Retraite : ce qu'il faut savoir sur les enjeux de la réforme

Alors que le projet de loi sur la retraite est en discussion, François Taquet, chroniqueur pour Bâtirama, répond à nos questions. Selon lui, cette réforme, plus que nécessaire, s?accompagne d?un paradoxe : plus de 60 % des plus de 55 ans ne travaillent pas en France.

 

Les manifestations des 7 et 23 septembre montrent que la réforme des retraites fait polémique. Pourquoi cette réforme est-elle vraiment indispensable ?


FT - D’abord, il est clair que cette réforme sur la retraite est une nécessité qui affecte tous les pays européens. On notera également que l’Europe (fait rarissime) a publié un livre vert sur les retraites. Les causes de nos problèmes actuels sont connues : allongement de la durée de la vie, chômage qui freine l’entrée des ressources, situation économique précaire. Le système français est encore particulier. Il est d’abord marqué par un morcellement des régimes de sécurité sociale avec une kyrielle de régimes spéciaux qui ne sont pas concernés par la réforme actuelle (les régimes spéciaux tels que ceux de la SNCF, de la RATP ou d’EDF par exemple, sont beaucoup plus avantageux que le régime général du secteur privé ; on y cotise une part plus faible de son salaire pour partir en retraite plus tôt et avec un calcul plus avantageux ; ces conditions produisent des déséquilibres budgétaires qui sont épongés par des prélèvements sur le régime général des salariés du privé). Ensuite, il parait évident que les pouvoirs publics ont tardé dans la mise en œuvre des mesures permettant de sauvegarder notre régime de retraite. Qu’on y pense ! Le livre blanc de Michel Rocard tirant officiellement la sonnette d’alarme date de 1991 et la première grande réforme date de 2003. Et pendant ce temps, les comptes n’ont cessé de se dégrader.

 

Pratiquement, comment le gouvernement compte-t-il agir pour sauvegarder notre régime de retraite ?


Le gouvernement agit sur deux tableaux : l’âge (l'âge légal de départ à la retraite est porté à 62 ans ; parallèlement, l'âge de départ à la retraite qui permet de toucher une pension à taux plein est porté de 65 à 67 ans) et la durée de cotisation (qui passera à 41 ans et un trimestre en 2013, et à 41,5 ans en 2020). En contrepartie et afin de mieux faire passer la réforme, quelques compensations ont été accordées : pénibilité, congé de maternité entrant dans le calcul de la pension de retraite…). Ceci étant, on peut regretter le rejet par le gouvernement de certaines avancées intéressantes (ainsi la prise en compte du bénévolat dans le calcul de la retraite). Avec Jean Pierre Decool, Député du Nord, nous avons travaillé pendant les vacances d’été sur de nombreuses propositions (dont certaines ont d’ailleurs été retenues, notamment en matière de pénibilité).

 

Le système par répartition est-il réellement en danger ?

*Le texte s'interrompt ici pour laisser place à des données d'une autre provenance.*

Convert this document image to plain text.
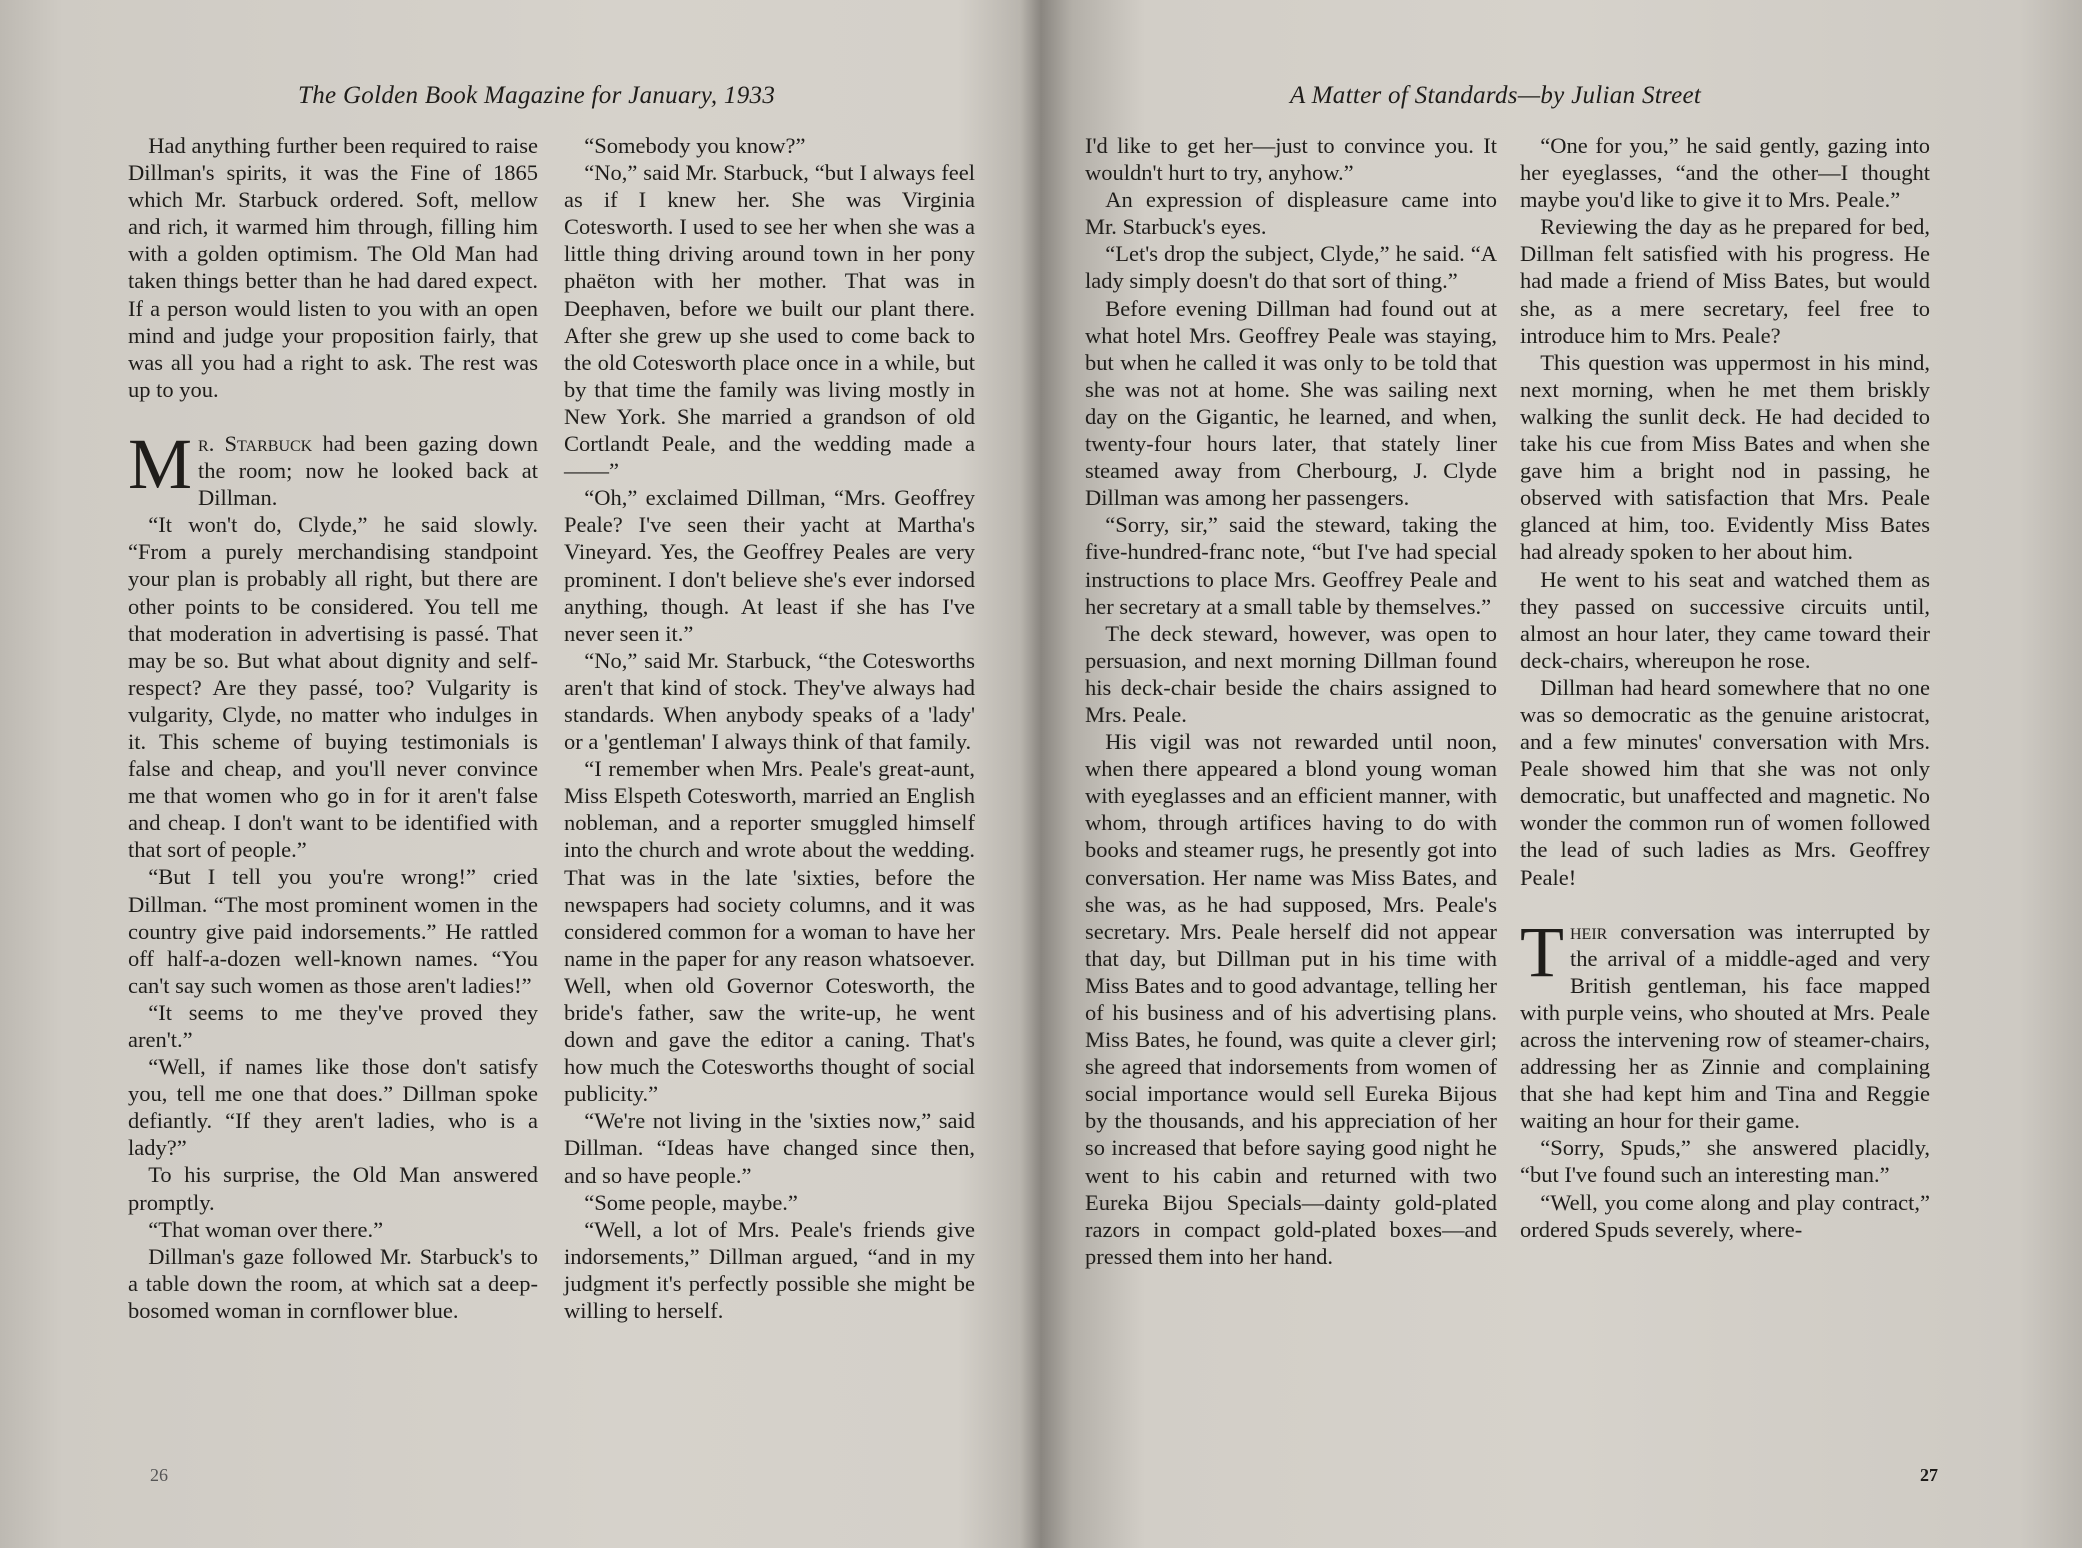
The Golden Book Magazine for January, 1933

Had anything further been required to raise Dillman's spirits, it was the Fine of 1865 which Mr. Starbuck ordered. Soft, mellow and rich, it warmed him through, filling him with a golden optimism. The Old Man had taken things better than he had dared expect. If a person would listen to you with an open mind and judge your proposition fairly, that was all you had a right to ask. The rest was up to you.

Mr. Starbuck had been gazing down the room; now he looked back at Dillman.

“It won't do, Clyde,” he said slowly. “From a purely merchandising standpoint your plan is probably all right, but there are other points to be considered. You tell me that moderation in advertising is passé. That may be so. But what about dignity and self-respect? Are they passé, too? Vulgarity is vulgarity, Clyde, no matter who indulges in it. This scheme of buying testimonials is false and cheap, and you'll never convince me that women who go in for it aren't false and cheap. I don't want to be identified with that sort of people.”

“But I tell you you're wrong!” cried Dillman. “The most prominent women in the country give paid indorsements.” He rattled off half-a-dozen well-known names. “You can't say such women as those aren't ladies!”

“It seems to me they've proved they aren't.”

“Well, if names like those don't satisfy you, tell me one that does.” Dillman spoke defiantly. “If they aren't ladies, who is a lady?”

To his surprise, the Old Man answered promptly.

“That woman over there.”

Dillman's gaze followed Mr. Starbuck's to a table down the room, at which sat a deep-bosomed woman in cornflower blue.

“Somebody you know?”

“No,” said Mr. Starbuck, “but I always feel as if I knew her. She was Virginia Cotesworth. I used to see her when she was a little thing driving around town in her pony phaëton with her mother. That was in Deephaven, before we built our plant there. After she grew up she used to come back to the old Cotesworth place once in a while, but by that time the family was living mostly in New York. She married a grandson of old Cortlandt Peale, and the wedding made a——”

“Oh,” exclaimed Dillman, “Mrs. Geoffrey Peale? I've seen their yacht at Martha's Vineyard. Yes, the Geoffrey Peales are very prominent. I don't believe she's ever indorsed anything, though. At least if she has I've never seen it.”

“No,” said Mr. Starbuck, “the Cotesworths aren't that kind of stock. They've always had standards. When anybody speaks of a 'lady' or a 'gentleman' I always think of that family.

“I remember when Mrs. Peale's great-aunt, Miss Elspeth Cotesworth, married an English nobleman, and a reporter smuggled himself into the church and wrote about the wedding. That was in the late 'sixties, before the newspapers had society columns, and it was considered common for a woman to have her name in the paper for any reason whatsoever. Well, when old Governor Cotesworth, the bride's father, saw the write-up, he went down and gave the editor a caning. That's how much the Cotesworths thought of social publicity.”

“We're not living in the 'sixties now,” said Dillman. “Ideas have changed since then, and so have people.”

“Some people, maybe.”

“Well, a lot of Mrs. Peale's friends give indorsements,” Dillman argued, “and in my judgment it's perfectly possible she might be willing to herself.

26
A Matter of Standards—by Julian Street

I'd like to get her—just to convince you. It wouldn't hurt to try, anyhow.”

An expression of displeasure came into Mr. Starbuck's eyes.

“Let's drop the subject, Clyde,” he said. “A lady simply doesn't do that sort of thing.”

Before evening Dillman had found out at what hotel Mrs. Geoffrey Peale was staying, but when he called it was only to be told that she was not at home. She was sailing next day on the Gigantic, he learned, and when, twenty-four hours later, that stately liner steamed away from Cherbourg, J. Clyde Dillman was among her passengers.

“Sorry, sir,” said the steward, taking the five-hundred-franc note, “but I've had special instructions to place Mrs. Geoffrey Peale and her secretary at a small table by themselves.”

The deck steward, however, was open to persuasion, and next morning Dillman found his deck-chair beside the chairs assigned to Mrs. Peale.

His vigil was not rewarded until noon, when there appeared a blond young woman with eyeglasses and an efficient manner, with whom, through artifices having to do with books and steamer rugs, he presently got into conversation. Her name was Miss Bates, and she was, as he had supposed, Mrs. Peale's secretary. Mrs. Peale herself did not appear that day, but Dillman put in his time with Miss Bates and to good advantage, telling her of his business and of his advertising plans. Miss Bates, he found, was quite a clever girl; she agreed that indorsements from women of social importance would sell Eureka Bijous by the thousands, and his appreciation of her so increased that before saying good night he went to his cabin and returned with two Eureka Bijou Specials—dainty gold-plated razors in compact gold-plated boxes—and pressed them into her hand.

“One for you,” he said gently, gazing into her eyeglasses, “and the other—I thought maybe you'd like to give it to Mrs. Peale.”

Reviewing the day as he prepared for bed, Dillman felt satisfied with his progress. He had made a friend of Miss Bates, but would she, as a mere secretary, feel free to introduce him to Mrs. Peale?

This question was uppermost in his mind, next morning, when he met them briskly walking the sunlit deck. He had decided to take his cue from Miss Bates and when she gave him a bright nod in passing, he observed with satisfaction that Mrs. Peale glanced at him, too. Evidently Miss Bates had already spoken to her about him.

He went to his seat and watched them as they passed on successive circuits until, almost an hour later, they came toward their deck-chairs, whereupon he rose.

Dillman had heard somewhere that no one was so democratic as the genuine aristocrat, and a few minutes' conversation with Mrs. Peale showed him that she was not only democratic, but unaffected and magnetic. No wonder the common run of women followed the lead of such ladies as Mrs. Geoffrey Peale!

Their conversation was interrupted by the arrival of a middle-aged and very British gentleman, his face mapped with purple veins, who shouted at Mrs. Peale across the intervening row of steamer-chairs, addressing her as Zinnie and complaining that she had kept him and Tina and Reggie waiting an hour for their game.

“Sorry, Spuds,” she answered placidly, “but I've found such an interesting man.”

“Well, you come along and play contract,” ordered Spuds severely, where-

27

Le système des retraites en France pour 80 % des travailleurs est compliqué puisqu’il repose sur plusieurs piliers : le régime général et les régimes de retraite complémentaires. Et l’on voit même aujourd’hui fleurir dans certaines entreprises des régimes de retraite sur complémentaires. Il ne semble pas qu’il y ait aujourd’hui une remise en cause du système par répartition des pensions vieillesse du régime général. D’ailleurs, l’article 1° du texte voté par l’Assemblée Nationale proclame « La Nation réaffirme solennellement le choix de la retraite par répartition au cœur du pacte social qui unit les générations ». Mais, il est clair qu’à côté subsistent les régimes de retraite complémentaire organisés par des systèmes de points.

 

Quel est selon vous le grand élément manquant de cette réforme ?


Cette réforme a quelque chose de paradoxal quand on réfléchit un peu. En effet, on recule l’âge de la retraite alors que l’on sait que plus de 60 % des plus de 55 ans ne travaillent pas en France. C’est tout le problème du travail des séniors où la France a été sommée par l’Europe d’avoir des résultats plus probants. Et là, on se demande si l’on ne s’est pas trompé dans l’ordre des priorités. Ne faut-il pas régler le problème de l’emploi des séniors avant celui de la retraite ? Car, pratiquement, la majorité de ces séniors sans emplois sont aujourd’hui à la charge de l’assurance chômage. Est-il normal que l’assurance chômage, elle-même en difficulté du fait de la crise économique, joue le rôle d’organisme de préretraite. Il est clair, qu’il faut en la matière renverser la vapeur, inciter les entreprises à recruter des seniors, changer les mentalités. Mais, on sait que changer les mentalités est plus difficile que de changer une loi.